When do things get colored in red?
The color red is used to indicate an unhealthy status of entities and their metrics.
Hint: We differentiate between indicating problems with the color red and throwing notifications.
Why do things get red?
Obviously, because we want to emphasize unhealthy components. That one's easy. However, we use red also because we want to give our users a click path to the root cause: As a user, any time I see something red on the screen I want to be able to click on it, and continue clicking on red, until I find the root cause of the problem.
What is unhealthy?
In order to use the color red correctly, we have to decide when elements are unhealthy and when they are not.
Problem relation: Entities (or their metrics) are unhealthy, if they are part of a problem (i.e. they are in problem context).
Open events: If there is an open event on a metric, we deem this unhealthy. For example, if we detect a spike on a host's CPU metric and an event is triggered, this is unhealthy (even if there is no related problem).
Domain knowledge: We mark data and metrics as unhealthy, if we know from domain knowledge that they are unhealthy. For example, if we show a list of web requests and some of them end up in 404s, we know that 404s are deemed unhealthy.
100% failure rate: An entity is deemed unhealthy if all the child entities it contains are unhealthy. For example, a "web request method" in Dynatrace is basically an aggregate of all the requests handled with one particular URL in one particular timeframe. If all of those requests fail (e.g. 500s) we decide that the web request method is unhealthy. (Think of this as propagation or bubbling: anytime a collection of elements and all of those elements are unhealthy, the collection itself becomes unhealthy.)

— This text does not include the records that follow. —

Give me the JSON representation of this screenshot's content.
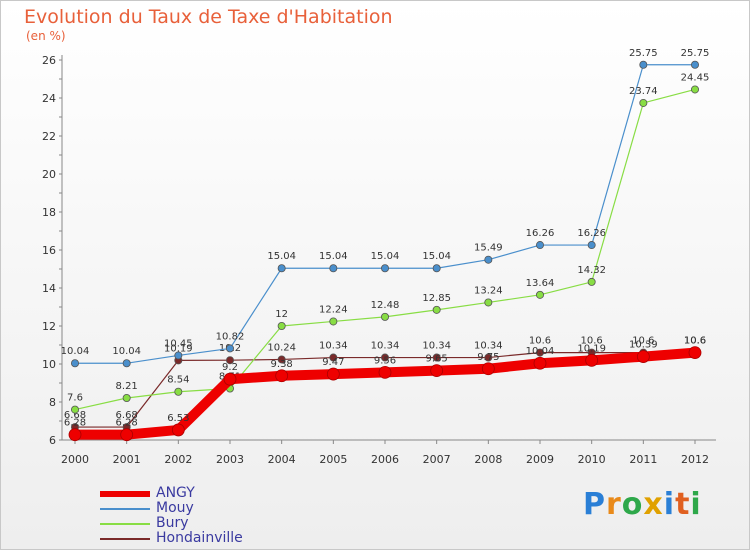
{
  "chart_data": {
    "type": "line",
    "title": "Evolution du Taux de Taxe d'Habitation",
    "ylabel": "(en %)",
    "xlabel": "",
    "x": [
      2000,
      2001,
      2002,
      2003,
      2004,
      2005,
      2006,
      2007,
      2008,
      2009,
      2010,
      2011,
      2012
    ],
    "x_tick_labels": [
      "2000",
      "2001",
      "2002",
      "2003",
      "2004",
      "2005",
      "2006",
      "2007",
      "2008",
      "2009",
      "2010",
      "2011",
      "2012"
    ],
    "ylim": [
      6,
      26
    ],
    "y_ticks": [
      6,
      8,
      10,
      12,
      14,
      16,
      18,
      20,
      22,
      24,
      26
    ],
    "grid": false,
    "legend_position": "bottom-left",
    "series": [
      {
        "name": "Hondainville",
        "color": "#7a2a2a",
        "values": [
          6.68,
          6.68,
          10.19,
          10.2,
          10.24,
          10.34,
          10.34,
          10.34,
          10.34,
          10.6,
          10.6,
          10.6,
          10.6
        ],
        "labels": [
          "6.68",
          "6.68",
          "10.19",
          "10.2",
          "10.24",
          "10.34",
          "10.34",
          "10.34",
          "10.34",
          "10.6",
          "10.6",
          "10.6",
          "10.6"
        ]
      },
      {
        "name": "Mouy",
        "color": "#4a8fcc",
        "values": [
          10.04,
          10.04,
          10.45,
          10.82,
          15.04,
          15.04,
          15.04,
          15.04,
          15.49,
          16.26,
          16.26,
          25.75,
          25.75
        ],
        "labels": [
          "10.04",
          "10.04",
          "10.45",
          "10.82",
          "15.04",
          "15.04",
          "15.04",
          "15.04",
          "15.49",
          "16.26",
          "16.26",
          "25.75",
          "25.75"
        ]
      },
      {
        "name": "Bury",
        "color": "#88dd44",
        "values": [
          7.6,
          8.21,
          8.54,
          8.71,
          12,
          12.24,
          12.48,
          12.85,
          13.24,
          13.64,
          14.32,
          23.74,
          24.45
        ],
        "labels": [
          "7.6",
          "8.21",
          "8.54",
          "8.71",
          "12",
          "12.24",
          "12.48",
          "12.85",
          "13.24",
          "13.64",
          "14.32",
          "23.74",
          "24.45"
        ]
      },
      {
        "name": "ANGY",
        "color": "#ee0000",
        "values": [
          6.28,
          6.28,
          6.53,
          9.2,
          9.38,
          9.47,
          9.56,
          9.65,
          9.75,
          10.04,
          10.19,
          10.39,
          10.6
        ],
        "labels": [
          "6.28",
          "6.28",
          "6.53",
          "9.2",
          "9.38",
          "9.47",
          "9.56",
          "9.65",
          "9.75",
          "10.04",
          "10.19",
          "10.39",
          "10.6"
        ]
      }
    ],
    "legend": [
      "ANGY",
      "Mouy",
      "Bury",
      "Hondainville"
    ]
  },
  "brand": {
    "text": "Proxiti"
  }
}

What about yellow and green?
Yellow: We do not use yellow as a customer environment state indication color. There are several reasons for this. One of them is that yellow states (i.e. warnings) are almost always ignored by the user and therefore not relevant. To become the better monitoring solution we impose it on ourselves to decide for the user what is important and what is not. Therefore we separate between unhealthy and healthy states - nothing in between.
Green: While unhealthy means red (to draw attention), we do not paint everything else in green. Reason for this is simple: as soon as something is healthy the information about it becomes just that: information. Information does not need special attention-drawing color and therefore is basically shown black on white.

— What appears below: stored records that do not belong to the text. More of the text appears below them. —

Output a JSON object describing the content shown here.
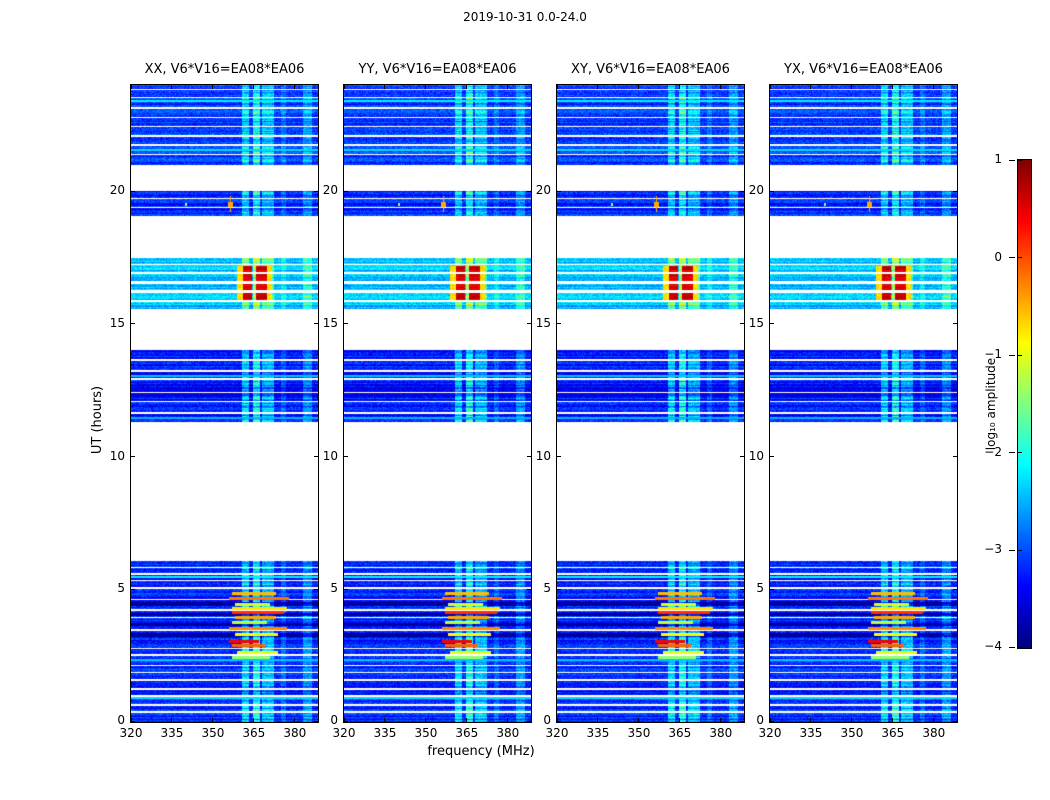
{
  "figure": {
    "title": "2019-10-31 0.0-24.0",
    "xlabel": "frequency (MHz)",
    "ylabel": "UT (hours)"
  },
  "chart_data": {
    "type": "heatmap",
    "title": "2019-10-31 0.0-24.0",
    "xlabel": "frequency (MHz)",
    "ylabel": "UT (hours)",
    "xlim": [
      320,
      388.5
    ],
    "ylim": [
      0,
      24
    ],
    "x_ticks": [
      320,
      335,
      350,
      365,
      380
    ],
    "y_ticks": [
      0,
      5,
      10,
      15,
      20
    ],
    "colormap": "jet",
    "colorbar": {
      "label": "log₁₀ amplitude",
      "ticks": [
        1,
        0,
        -1,
        -2,
        -3,
        -4
      ],
      "vmin": -4,
      "vmax": 1
    },
    "panels": [
      {
        "title": "XX, V6*V16=EA08*EA06"
      },
      {
        "title": "YY, V6*V16=EA08*EA06"
      },
      {
        "title": "XY, V6*V16=EA08*EA06"
      },
      {
        "title": "YX, V6*V16=EA08*EA06"
      }
    ],
    "time_segments": [
      {
        "t0": 0.0,
        "t1": 6.05,
        "base": -3.25
      },
      {
        "t0": 11.3,
        "t1": 14.0,
        "base": -3.3
      },
      {
        "t0": 15.55,
        "t1": 17.5,
        "base": -2.45
      },
      {
        "t0": 19.05,
        "t1": 20.0,
        "base": -3.25
      },
      {
        "t0": 21.0,
        "t1": 24.0,
        "base": -3.15
      }
    ],
    "rfi_bands": [
      {
        "f0": 360.6,
        "f1": 363.2,
        "boost": 0.8
      },
      {
        "f0": 364.8,
        "f1": 367.3,
        "boost": 1.05
      },
      {
        "f0": 367.9,
        "f1": 372.4,
        "boost": 0.7
      },
      {
        "f0": 374.9,
        "f1": 376.9,
        "boost": 0.3
      },
      {
        "f0": 383.0,
        "f1": 386.2,
        "boost": 0.5
      }
    ],
    "white_lines": [
      [
        0.35,
        0.4
      ],
      [
        0.62,
        0.67
      ],
      [
        0.95,
        1.01
      ],
      [
        1.22,
        1.27
      ],
      [
        1.55,
        1.62
      ],
      [
        1.85,
        1.9
      ],
      [
        2.1,
        2.16
      ],
      [
        2.5,
        2.56
      ],
      [
        2.75,
        2.8
      ],
      [
        3.44,
        3.5
      ],
      [
        3.9,
        3.96
      ],
      [
        4.2,
        4.26
      ],
      [
        4.6,
        4.65
      ],
      [
        5.0,
        5.08
      ],
      [
        5.3,
        5.36
      ],
      [
        5.55,
        5.6
      ],
      [
        5.8,
        5.85
      ],
      [
        11.62,
        11.68
      ],
      [
        12.05,
        12.11
      ],
      [
        12.38,
        12.45
      ],
      [
        12.9,
        12.96
      ],
      [
        13.2,
        13.27
      ],
      [
        13.6,
        13.66
      ],
      [
        15.82,
        15.9
      ],
      [
        16.18,
        16.26
      ],
      [
        16.52,
        16.6
      ],
      [
        16.88,
        16.95
      ],
      [
        17.2,
        17.26
      ],
      [
        19.35,
        19.4
      ],
      [
        19.7,
        19.76
      ],
      [
        21.35,
        21.41
      ],
      [
        21.7,
        21.76
      ],
      [
        22.05,
        22.12
      ],
      [
        22.4,
        22.46
      ],
      [
        22.75,
        22.81
      ],
      [
        23.1,
        23.17
      ],
      [
        23.5,
        23.56
      ],
      [
        23.8,
        23.85
      ]
    ],
    "dark_rows": [
      [
        3.2,
        3.36
      ],
      [
        3.6,
        3.74
      ],
      [
        3.98,
        4.12
      ],
      [
        4.38,
        4.52
      ]
    ],
    "bright_rows": [
      [
        0.92,
        -2.3
      ],
      [
        2.32,
        -2.4
      ],
      [
        5.48,
        -2.2
      ],
      [
        11.45,
        -2.5
      ],
      [
        13.02,
        -2.4
      ],
      [
        21.56,
        -2.3
      ],
      [
        23.38,
        -2.2
      ]
    ],
    "hot_rows": [
      [
        4.86,
        357,
        373,
        -0.55
      ],
      [
        4.67,
        356,
        378,
        -0.2
      ],
      [
        4.45,
        358,
        371,
        -1.1
      ],
      [
        4.3,
        357,
        377,
        -0.75
      ],
      [
        4.14,
        357,
        376,
        0.15
      ],
      [
        3.96,
        358,
        373,
        -0.45
      ],
      [
        3.75,
        357,
        370,
        -1.2
      ],
      [
        3.54,
        356,
        377,
        -0.3
      ],
      [
        3.32,
        358,
        374,
        -0.9
      ],
      [
        3.05,
        356,
        367,
        0.4
      ],
      [
        2.9,
        357,
        369,
        -0.1
      ],
      [
        2.64,
        359,
        374,
        -1.0
      ],
      [
        2.45,
        357,
        371,
        -1.4
      ]
    ],
    "hot_block": {
      "t0": 15.88,
      "t1": 17.18,
      "amp": 0.55,
      "columns": [
        [
          361.2,
          364.3
        ],
        [
          365.7,
          369.7
        ]
      ],
      "edge_columns": [
        [
          359.0,
          361.2
        ],
        [
          369.7,
          371.6
        ]
      ],
      "edge_amp": -0.7
    },
    "spots": [
      {
        "t": 19.52,
        "f": 356.3,
        "width_mhz": 1.8,
        "height_hr": 0.18,
        "amp": -0.45,
        "cross": true
      },
      {
        "t": 19.5,
        "f": 340.2,
        "width_mhz": 0.9,
        "height_hr": 0.1,
        "amp": -1.3,
        "cross": false
      }
    ]
  }
}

Entity views should indicate unhealthy metrics as well as other unhealthy entities that are connected.
In a problem context, only events related to this problem should be shown in red.
Unhealthy entities that are not related to this problem are not shown.
Tables without unhealthy metric in column
Unhealthy entities in tables are indicated with a vertical red line. Information about the unhealthy metric is shown in a second line. If more than one metric is affected, the message 'Multiple problems' is shown.
Tables with unhealthy metric in column
Tables with multiple unhealthy entities
Unhealthy metrics, hidden behind tabs need to be red. (High failure rate of a service - not of a single request)
Dashboard tiles should indicate unhealthy components too.
Infographics also show the health status of connected entities.